Tob 11, 5-17; Sal 145; Mc 12, 35-37

Nos pasamos el tiempo calculando cuánto hemos de dar para cumplir adecuadamente, y muchas veces apesta ese deseo de quedar bien ante los demás. Las buenas obras que hacemos mueren apenas han nacido porque no podemos contenernos y se lo explicamos a los demás alardeando de ello. Jesús hoy lanza una sentencia sobre los hipócritas que ocultan debajo de amplios ropajes (porque a veces para parecer buenos hacemos notables esfuerzos, pero sólo para parecerlo), recibirán una sentencia más rigurosa.

Como contrapunto aparece esa viuda pobre que da sin medida. No conoce el cálculo. En su corazón tiene muy grabada una verdad: la generosidad duele y es como si te arrancaran algo. Es pobre pero lucha por desprenderse de su codicia. Sus dos reales lo son todo. Una insignificancia en medio de tanto tesoro, pero cuánto bien espiritual no habrá producido aquella buena obra.

Hace poco me comentaba un miembro de una asociación religiosa: “nuestro problema es que tenemos demasiado dinero”. Debajo de esa expresión se ocultaba una nostalgia. Quizás era la de darlo todo para dedicarse más al Señor. Al apóstol le está prohibido el ahorro y el cálculo. Aparece otras veces en el Evangelio. Lo oímos y de nuevo se reproduce en nuestra cabeza, tan dada ella a no entregarse del todo, el cálculo: “¿cuánto debo dar para no condenarme? ¿hasta dónde se me puede exigir? ¿qué puedo guardarme para mí?”.

La historia de la Iglesia nos enseña que, aunque en lo práctico pueda solventarse de muchas maneras, lo cierto es que hay que estar dispuesto a darlo todo. Si nos lo pidiera Jesucristo en persona no dudaríamos (eso creemos), pero lo hace a través de intermediarios. Está la Iglesia, que precisa de nuestra generosidad para seguir adelante, y están también los pobres (pequeños Cristos disfrazados) que hurgan de sopetón en nuestras conciencias. No somos capaces de juzgar lo que hacen los demás; no nos corresponde. Nos queda confrontar cada día lo que hacemos con el pasaje del Evangelio que hoy leemos bajo la atenta y misericordiosa mirada del Señor.

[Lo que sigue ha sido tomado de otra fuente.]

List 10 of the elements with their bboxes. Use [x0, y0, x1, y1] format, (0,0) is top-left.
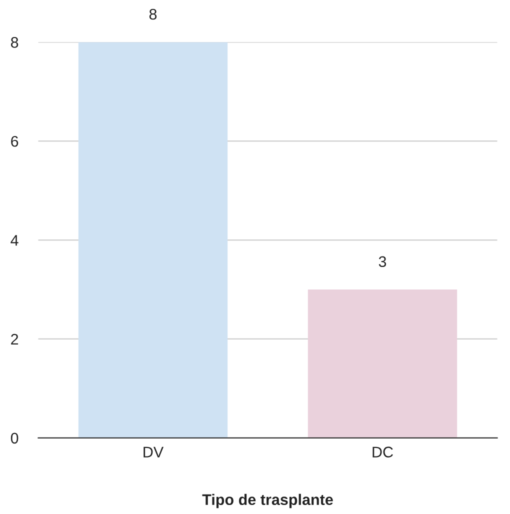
y-tick-label: 0 [10, 432, 18, 444]
x-tick-label: DV [144, 446, 164, 458]
x-axis-title: Tipo de trasplante [202, 494, 333, 508]
y-tick-label: 6 [11, 136, 18, 147]
y-tick-label: 2 [11, 334, 18, 345]
data-label: 3 [378, 256, 386, 268]
y-tick-label: 8 [10, 37, 18, 48]
y-tick-label: 4 [10, 235, 18, 246]
x-tick-label: DC [372, 446, 393, 458]
data-label: 8 [149, 8, 157, 20]
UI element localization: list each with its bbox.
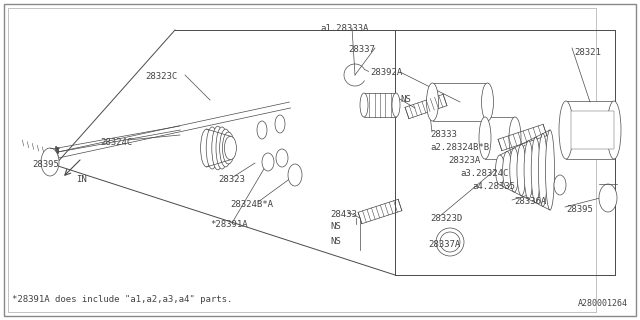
Text: 28323C: 28323C — [145, 72, 177, 81]
Text: 28323: 28323 — [218, 175, 245, 184]
Bar — [571, 111, 614, 149]
Ellipse shape — [223, 132, 234, 164]
Ellipse shape — [517, 144, 526, 196]
Text: NS: NS — [330, 237, 340, 246]
Ellipse shape — [392, 93, 400, 117]
Ellipse shape — [531, 137, 540, 203]
Text: 28321: 28321 — [574, 48, 601, 57]
Ellipse shape — [225, 136, 236, 160]
Ellipse shape — [502, 151, 511, 188]
Ellipse shape — [426, 83, 438, 121]
Ellipse shape — [275, 115, 285, 133]
Bar — [566, 101, 614, 159]
Ellipse shape — [436, 228, 464, 256]
Ellipse shape — [599, 184, 617, 212]
Ellipse shape — [288, 164, 302, 186]
Bar — [364, 93, 396, 117]
Ellipse shape — [538, 133, 547, 206]
Text: 28323D: 28323D — [430, 214, 462, 223]
Ellipse shape — [495, 155, 504, 185]
Ellipse shape — [212, 126, 224, 170]
Text: 28433: 28433 — [330, 210, 357, 219]
Ellipse shape — [262, 153, 274, 171]
Text: 28337A: 28337A — [428, 240, 460, 249]
Text: 28324B*A: 28324B*A — [230, 200, 273, 209]
Text: *28391A does include "a1,a2,a3,a4" parts.: *28391A does include "a1,a2,a3,a4" parts… — [12, 295, 232, 304]
Ellipse shape — [607, 101, 621, 159]
Ellipse shape — [200, 129, 212, 167]
Ellipse shape — [206, 127, 218, 169]
Ellipse shape — [440, 232, 460, 252]
Ellipse shape — [545, 130, 554, 210]
Text: a4.28335: a4.28335 — [472, 182, 515, 191]
Text: 28395: 28395 — [32, 160, 59, 169]
Ellipse shape — [481, 83, 493, 121]
Text: a3.28324C: a3.28324C — [460, 169, 508, 178]
Ellipse shape — [360, 93, 368, 117]
Text: NS: NS — [330, 222, 340, 231]
Text: 28395: 28395 — [566, 205, 593, 214]
Text: NS: NS — [400, 95, 411, 104]
Ellipse shape — [220, 129, 232, 167]
Ellipse shape — [524, 141, 533, 199]
Text: 28333: 28333 — [430, 130, 457, 139]
Text: 28323A: 28323A — [448, 156, 480, 165]
Text: *28391A: *28391A — [210, 220, 248, 229]
Bar — [433, 83, 488, 121]
Text: 28336A: 28336A — [514, 197, 547, 206]
Text: a2.28324B*B: a2.28324B*B — [430, 143, 489, 152]
Ellipse shape — [510, 148, 519, 192]
Text: 28337: 28337 — [348, 45, 375, 54]
Ellipse shape — [257, 121, 267, 139]
Ellipse shape — [216, 127, 228, 169]
Ellipse shape — [559, 101, 573, 159]
Ellipse shape — [554, 175, 566, 195]
Text: A280001264: A280001264 — [578, 299, 628, 308]
Text: 28324C: 28324C — [100, 138, 132, 147]
Text: a1.28333A: a1.28333A — [320, 24, 369, 33]
Bar — [485, 117, 515, 159]
Text: IN: IN — [76, 175, 87, 184]
Text: 28392A: 28392A — [370, 68, 403, 77]
Ellipse shape — [276, 149, 288, 167]
Ellipse shape — [509, 117, 521, 159]
Ellipse shape — [479, 117, 491, 159]
Ellipse shape — [41, 148, 59, 176]
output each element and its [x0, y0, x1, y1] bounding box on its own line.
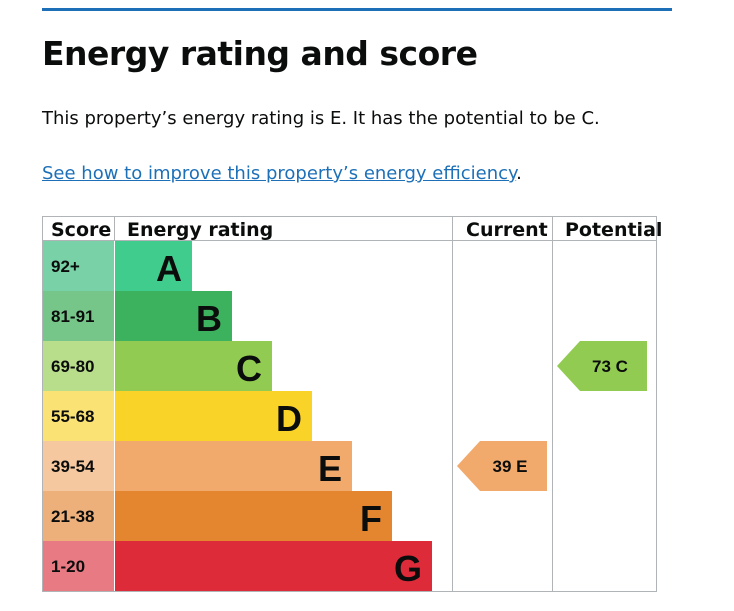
score-cell-e: [43, 441, 114, 491]
improve-link-line: See how to improve this property’s energ…: [42, 163, 522, 184]
band-letter-a: A: [156, 248, 182, 289]
header-score: Score: [51, 219, 111, 241]
score-cell-g: [43, 541, 114, 591]
score-cell-f: [43, 491, 114, 541]
header-potential: Potential: [565, 219, 662, 241]
band-bar-f: [115, 491, 392, 541]
improve-efficiency-link[interactable]: See how to improve this property’s energ…: [42, 163, 517, 184]
band-score-f: 21-38: [51, 507, 94, 526]
header-energy-rating: Energy rating: [127, 219, 273, 241]
rating-summary: This property’s energy rating is E. It h…: [42, 108, 600, 129]
chart-grid: [42, 216, 657, 592]
band-score-g: 1-20: [51, 557, 85, 576]
score-cell-c: [43, 341, 114, 391]
score-cell-b: [43, 291, 114, 341]
rating-bands: 92+ A 81-91 B 69-80 C 55-68 D 39-54 E 21-38 F 1-20 G: [43, 241, 432, 591]
chart-frame: [42, 216, 657, 592]
band-letter-g: G: [394, 548, 422, 589]
band-letter-c: C: [236, 348, 262, 389]
page-title: Energy rating and score: [42, 34, 478, 73]
band-letter-f: F: [360, 498, 382, 539]
band-score-d: 55-68: [51, 407, 94, 426]
band-letter-d: D: [276, 398, 302, 439]
current-rating-arrow-label: 39 E: [493, 457, 528, 476]
band-score-e: 39-54: [51, 457, 95, 476]
band-score-a: 92+: [51, 257, 80, 276]
score-cell-d: [43, 391, 114, 441]
potential-rating-arrow: [557, 341, 647, 391]
header-current: Current: [466, 219, 548, 241]
band-bar-c: [115, 341, 272, 391]
band-letter-b: B: [196, 298, 222, 339]
band-bar-d: [115, 391, 312, 441]
score-cell-a: [43, 241, 114, 291]
band-letter-e: E: [318, 448, 342, 489]
top-border: [42, 8, 672, 11]
band-bar-a: [115, 241, 192, 291]
band-score-b: 81-91: [51, 307, 94, 326]
band-bar-b: [115, 291, 232, 341]
chart-headers: Score Energy rating Current Potential: [51, 219, 662, 241]
band-bar-e: [115, 441, 352, 491]
potential-rating-arrow-label: 73 C: [592, 357, 628, 376]
band-score-c: 69-80: [51, 357, 94, 376]
current-rating-arrow: [457, 441, 547, 491]
rating-arrows: 39 E 73 C: [457, 341, 647, 491]
link-suffix: .: [516, 163, 522, 184]
band-bar-g: [115, 541, 432, 591]
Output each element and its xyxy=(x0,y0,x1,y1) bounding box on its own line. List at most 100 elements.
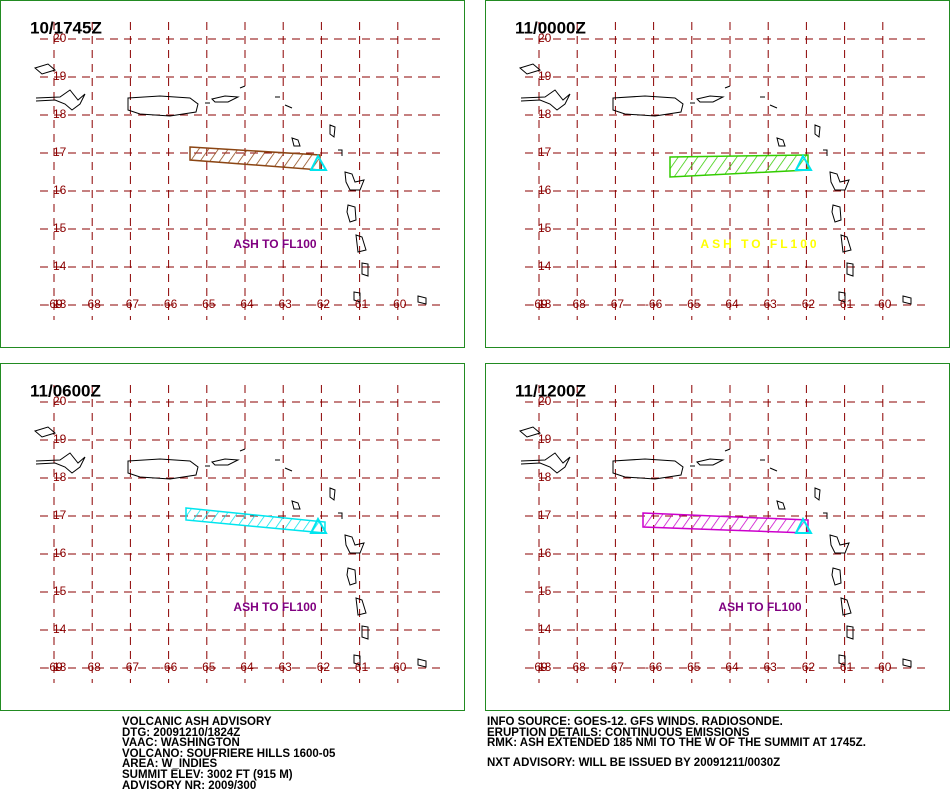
lon-label: -66 xyxy=(160,297,178,311)
advisory-line: ADVISORY NR: 2009/300 xyxy=(122,779,257,792)
lon-label: -62 xyxy=(798,660,816,674)
lat-label: 18 xyxy=(538,107,552,121)
lat-label: 14 xyxy=(53,259,67,273)
lat-label: 13 xyxy=(538,297,552,311)
lat-label: 14 xyxy=(538,259,552,273)
lon-label: -66 xyxy=(645,660,663,674)
coastline xyxy=(829,171,850,191)
advisory-line: INFO SOURCE: GOES-12. GFS WINDS. RADIOSO… xyxy=(487,716,783,728)
map-panel: 13 14 15 16 17 18 19 20 -69 -68 -67 -66 -65 -64 -63 -62… xyxy=(0,0,465,348)
coastline xyxy=(696,458,725,466)
lat-label: 20 xyxy=(53,31,67,45)
lat-label: 19 xyxy=(538,432,552,446)
lon-label: -60 xyxy=(874,660,892,674)
coastline xyxy=(518,63,542,75)
coastline xyxy=(520,89,571,111)
map-panel: 13 14 15 16 17 18 19 20 -69 -68 -67 -66 -65 -64 -63 -62… xyxy=(485,0,950,348)
lat-label: 14 xyxy=(53,622,67,636)
advisory-line: AREA: W_INDIES xyxy=(122,758,218,771)
lon-label: -62 xyxy=(313,660,331,674)
coastline xyxy=(724,448,731,452)
lon-label: -60 xyxy=(389,297,407,311)
volcano-marker xyxy=(309,153,328,171)
lon-label: -68 xyxy=(84,660,102,674)
coastline xyxy=(353,291,361,303)
advisory-line: DTG: 20091210/1824Z xyxy=(122,726,241,739)
lat-label: 16 xyxy=(538,183,552,197)
ash-label: ASH TO FL100 xyxy=(700,237,819,251)
coastline xyxy=(831,567,842,586)
lon-label: -65 xyxy=(198,297,216,311)
coastline xyxy=(329,124,336,138)
coastline xyxy=(127,95,199,117)
lat-label: 13 xyxy=(538,660,552,674)
lon-label: -61 xyxy=(836,660,854,674)
coastline xyxy=(355,234,367,253)
coastline xyxy=(284,104,293,109)
advisory-left: VOLCANIC ASH ADVISORY DTG: 20091210/1824Z… xyxy=(122,716,336,792)
coastline xyxy=(814,487,821,501)
lat-label: 15 xyxy=(538,584,552,598)
lat-label: 18 xyxy=(538,470,552,484)
coastline xyxy=(211,458,240,466)
coastline xyxy=(518,426,542,438)
coastline xyxy=(353,654,361,666)
coastline xyxy=(902,658,912,668)
lon-label: -69 xyxy=(45,660,63,674)
lat-label: 19 xyxy=(538,69,552,83)
coastline xyxy=(338,149,343,156)
coastline xyxy=(355,597,367,616)
panel-border xyxy=(0,363,465,711)
coastline xyxy=(776,137,786,147)
panel-border xyxy=(485,363,950,711)
coastline xyxy=(823,149,828,156)
coastline xyxy=(612,95,684,117)
lon-label: -66 xyxy=(160,660,178,674)
map-panels: 13 14 15 16 17 18 19 20 -69 -68 -67 -66 -65 -64 -63 -62… xyxy=(0,0,950,711)
lon-label: -67 xyxy=(607,297,625,311)
lon-label: -60 xyxy=(389,660,407,674)
map-panel: 13 14 15 16 17 18 19 20 -69 -68 -67 -66 -65 -64 -63 -62… xyxy=(0,363,465,711)
lat-label: 13 xyxy=(53,297,67,311)
coastline xyxy=(33,63,57,75)
coastline xyxy=(902,295,912,305)
lon-label: -62 xyxy=(313,297,331,311)
coastline xyxy=(35,89,86,111)
advisory-line: ERUPTION DETAILS: CONTINUOUS EMISSIONS xyxy=(487,726,750,739)
coastline xyxy=(127,458,199,480)
lat-label: 18 xyxy=(53,470,67,484)
lat-label: 17 xyxy=(53,145,67,159)
panel-border xyxy=(0,0,465,348)
lon-label: -68 xyxy=(569,297,587,311)
coastline xyxy=(776,500,786,510)
coastline xyxy=(612,458,684,480)
lon-label: -63 xyxy=(760,660,778,674)
coastline xyxy=(769,104,778,109)
coastline xyxy=(239,85,246,89)
advisory-line: RMK: ASH EXTENDED 185 NMI TO THE W OF TH… xyxy=(487,737,866,750)
lat-label: 20 xyxy=(53,394,67,408)
advisory-line: VOLCANO: SOUFRIERE HILLS 1600-05 xyxy=(122,747,336,760)
panel-title: 11/0600Z xyxy=(30,381,101,400)
coastline xyxy=(33,426,57,438)
coastline xyxy=(239,448,246,452)
panel-title: 10/1745Z xyxy=(30,18,102,37)
lat-label: 18 xyxy=(53,107,67,121)
advisory-line: VOLCANIC ASH ADVISORY xyxy=(122,716,272,728)
coastline xyxy=(823,512,828,519)
lon-label: -61 xyxy=(351,297,369,311)
coastline xyxy=(838,291,846,303)
coastline xyxy=(724,85,731,89)
lat-label: 15 xyxy=(538,221,552,235)
coastline xyxy=(211,95,240,103)
lat-label: 16 xyxy=(538,546,552,560)
lon-label: -69 xyxy=(45,297,63,311)
coastline xyxy=(361,625,369,640)
coastline xyxy=(417,658,427,668)
coastline xyxy=(35,452,86,474)
coastline xyxy=(769,467,778,472)
lon-label: -61 xyxy=(836,297,854,311)
lon-label: -61 xyxy=(351,660,369,674)
coastline xyxy=(838,654,846,666)
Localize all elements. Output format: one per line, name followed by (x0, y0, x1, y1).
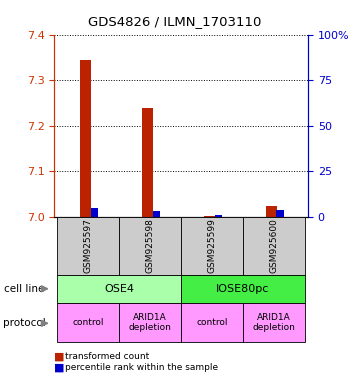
Bar (181, 275, 305, 303)
Bar (276, 210, 284, 217)
Text: transformed count: transformed count (65, 352, 149, 361)
Text: GDS4826 / ILMN_1703110: GDS4826 / ILMN_1703110 (88, 15, 262, 28)
Bar (215, 215, 222, 217)
Text: GSM925599: GSM925599 (208, 218, 217, 273)
Text: ARID1A
depletion: ARID1A depletion (252, 313, 295, 332)
Bar (57, 217, 119, 275)
Text: ■: ■ (54, 351, 65, 361)
Bar (119, 303, 181, 342)
Text: control: control (72, 318, 104, 327)
Text: OSE4: OSE4 (104, 284, 134, 294)
Bar (57, 303, 119, 342)
Text: GSM925598: GSM925598 (146, 218, 155, 273)
Bar (91, 208, 98, 217)
Text: protocol: protocol (4, 318, 46, 328)
Bar (142, 108, 153, 217)
Text: control: control (196, 318, 228, 327)
Text: GSM925597: GSM925597 (84, 218, 93, 273)
Bar (80, 60, 91, 217)
Text: percentile rank within the sample: percentile rank within the sample (65, 363, 218, 372)
Text: ■: ■ (54, 363, 65, 373)
Bar (243, 303, 305, 342)
Bar (57, 275, 181, 303)
Text: ARID1A
depletion: ARID1A depletion (129, 313, 172, 332)
Text: GSM925600: GSM925600 (270, 218, 279, 273)
Bar (181, 217, 243, 275)
Bar (153, 212, 160, 217)
Bar (266, 205, 277, 217)
Bar (119, 217, 181, 275)
Bar (243, 217, 305, 275)
Bar (181, 303, 243, 342)
Bar (204, 215, 215, 217)
Text: IOSE80pc: IOSE80pc (216, 284, 270, 294)
Text: cell line: cell line (4, 284, 44, 294)
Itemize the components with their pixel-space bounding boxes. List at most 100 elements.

No debemos engañarnos. A muy pocos se les pide que den todos sus bienes materiales. Hay que cuidar la familia, proveer el futuro, que también Dios nos pide eso. Pero bajo la acción de aquella pobre viuda, descubrimos la excelencia de la acción. Lo que nos sorprende no es la cantidad de lo que da, sino el valor de su acto. Como a aquellos hombres que estaban allí también a nosotros sus dos reales nos diseccionan como un afilado cuchillo mostrando las entrañas de lo que somos. Nos cuestiona todo nuestro obrar moral, que ha de ser redefinido desde la caridad y el abandono total en Dios. No hacemos las buenas obras para conquistar a Dios sino acompañados de Jesucristo, y eso último se nos escapa. Por eso medimos el alcance de nuestras obras. Y de esa manera nos cercenamos a nosotros mismos. Nuestro corazón, que quiere expandirse en el amor, se encoge en su propia mezquindad.

Gracias Señor por esa viuda pobre que, al menos por unos instantes, me ha ayudado a pensar en todo lo que hago. Que María, la Virgen, me ayude a quererte con todo el corazón.